Empresas sem CIPA obrigatória precisam fazer SIPAT?

Não há obrigatoriedade legal para empresas dispensadas de constituir CIPA pelo número de trabalhadores. Nessas empresas, o Designado de Segurança, previsto na própria NR-5, assume funções simplificadas de prevenção, mas sem a obrigação formal de organizar uma SIPAT. Ainda assim, o Ministério do Trabalho recomenda que qualquer empresa, independentemente do porte, promova ações periódicas de conscientização em saúde e segurança do trabalho, o que torna a SIPAT uma boa prática mesmo para empresas não obrigadas.

Como o auditor fiscal do trabalho avalia a conformidade de uma SIPAT durante uma inspeção?

Durante uma inspeção do trabalho, o auditor fiscal pode solicitar registros documentais que comprovem a realização da SIPAT, incluindo programação das atividades, listas de presença com assinaturas, ata de reunião da CIPA que aprovou a SIPAT, materiais utilizados e, em formatos digitais, relatórios de acesso e participação gerados pela plataforma. Segundo o Ministério do Trabalho e Emprego, a ausência de documentação adequada pode ser interpretada como descumprimento da NR-5, gerando autuação com multa calculada com base no número de trabalhadores da empresa e na gravidade da infração, conforme a Portaria MTb 3.214/1978.

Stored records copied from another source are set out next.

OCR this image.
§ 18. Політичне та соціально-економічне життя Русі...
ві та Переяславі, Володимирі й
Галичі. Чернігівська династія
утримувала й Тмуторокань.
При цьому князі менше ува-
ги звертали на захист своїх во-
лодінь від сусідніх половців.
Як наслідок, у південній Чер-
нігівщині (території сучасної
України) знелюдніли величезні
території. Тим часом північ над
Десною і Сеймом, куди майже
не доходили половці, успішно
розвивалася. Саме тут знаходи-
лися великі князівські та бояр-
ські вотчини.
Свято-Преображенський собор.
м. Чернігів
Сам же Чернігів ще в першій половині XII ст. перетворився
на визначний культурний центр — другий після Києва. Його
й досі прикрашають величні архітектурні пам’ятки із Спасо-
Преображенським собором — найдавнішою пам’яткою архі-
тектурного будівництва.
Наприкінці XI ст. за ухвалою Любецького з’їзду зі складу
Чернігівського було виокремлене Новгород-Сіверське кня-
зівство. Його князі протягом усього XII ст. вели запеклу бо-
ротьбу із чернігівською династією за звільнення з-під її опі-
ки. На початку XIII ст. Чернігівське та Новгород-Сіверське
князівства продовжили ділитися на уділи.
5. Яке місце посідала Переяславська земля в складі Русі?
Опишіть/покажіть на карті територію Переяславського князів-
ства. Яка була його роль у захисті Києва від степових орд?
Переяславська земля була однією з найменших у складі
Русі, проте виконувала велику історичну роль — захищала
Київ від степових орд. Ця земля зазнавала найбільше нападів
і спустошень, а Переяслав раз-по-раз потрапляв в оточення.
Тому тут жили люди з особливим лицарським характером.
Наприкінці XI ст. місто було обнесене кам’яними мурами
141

A duração mínima da SIPAT de cinco dias é um requisito absoluto ou pode ser flexibilizada?

A NR-5 estabelece cinco dias como duração mínima da SIPAT, e esse prazo é o parâmetro legal utilizado pelos auditores fiscais em inspeções. No entanto, a norma não impede que a empresa realize a SIPAT por mais dias, o que é especialmente comum em empresas com plataformas digitais que estendem o acesso por até 15 dias após a semana oficial. A flexibilização para menos de cinco dias não tem amparo legal e pode gerar autuação. É importante notar que a norma fala em “cinco dias consecutivos”, o que exclui a possibilidade de distribuir os dias de forma não sequencial para atingir o requisito mínimo, embora ações complementares possam ser realizadas antes e depois desse período.

Como integrar a documentação da SIPAT ao eSocial e ao PGR da empresa?

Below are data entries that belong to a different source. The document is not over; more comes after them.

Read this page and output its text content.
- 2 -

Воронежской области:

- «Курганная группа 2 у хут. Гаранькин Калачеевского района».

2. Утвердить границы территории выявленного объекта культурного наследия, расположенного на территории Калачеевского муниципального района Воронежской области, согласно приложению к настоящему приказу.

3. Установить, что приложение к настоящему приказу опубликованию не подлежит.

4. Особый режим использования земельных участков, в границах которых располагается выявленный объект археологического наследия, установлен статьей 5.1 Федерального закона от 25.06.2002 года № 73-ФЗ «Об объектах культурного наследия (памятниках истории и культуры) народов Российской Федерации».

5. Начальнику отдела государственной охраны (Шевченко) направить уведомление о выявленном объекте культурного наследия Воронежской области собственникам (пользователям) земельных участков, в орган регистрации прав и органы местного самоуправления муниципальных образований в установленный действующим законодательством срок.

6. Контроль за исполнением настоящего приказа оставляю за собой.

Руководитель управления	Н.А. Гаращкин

A documentação da SIPAT pode ser integrada ao eSocial por meio do evento S-2240 (Condições Ambientais do Trabalho), que registra os riscos ocupacionais e as medidas preventivas adotadas. Os registros de participação e os relatórios de engajamento gerados pela SIPAT servem como evidência de que a empresa está implementando as ações preventivas previstas no PGR, conforme exigido pela NR-1 atualizada. Plataformas digitais que exportam relatórios em formato estruturado facilitam esse processo de integração, eliminando a necessidade de reconstrução manual dos dados para fins de conformidade legal e auditoria.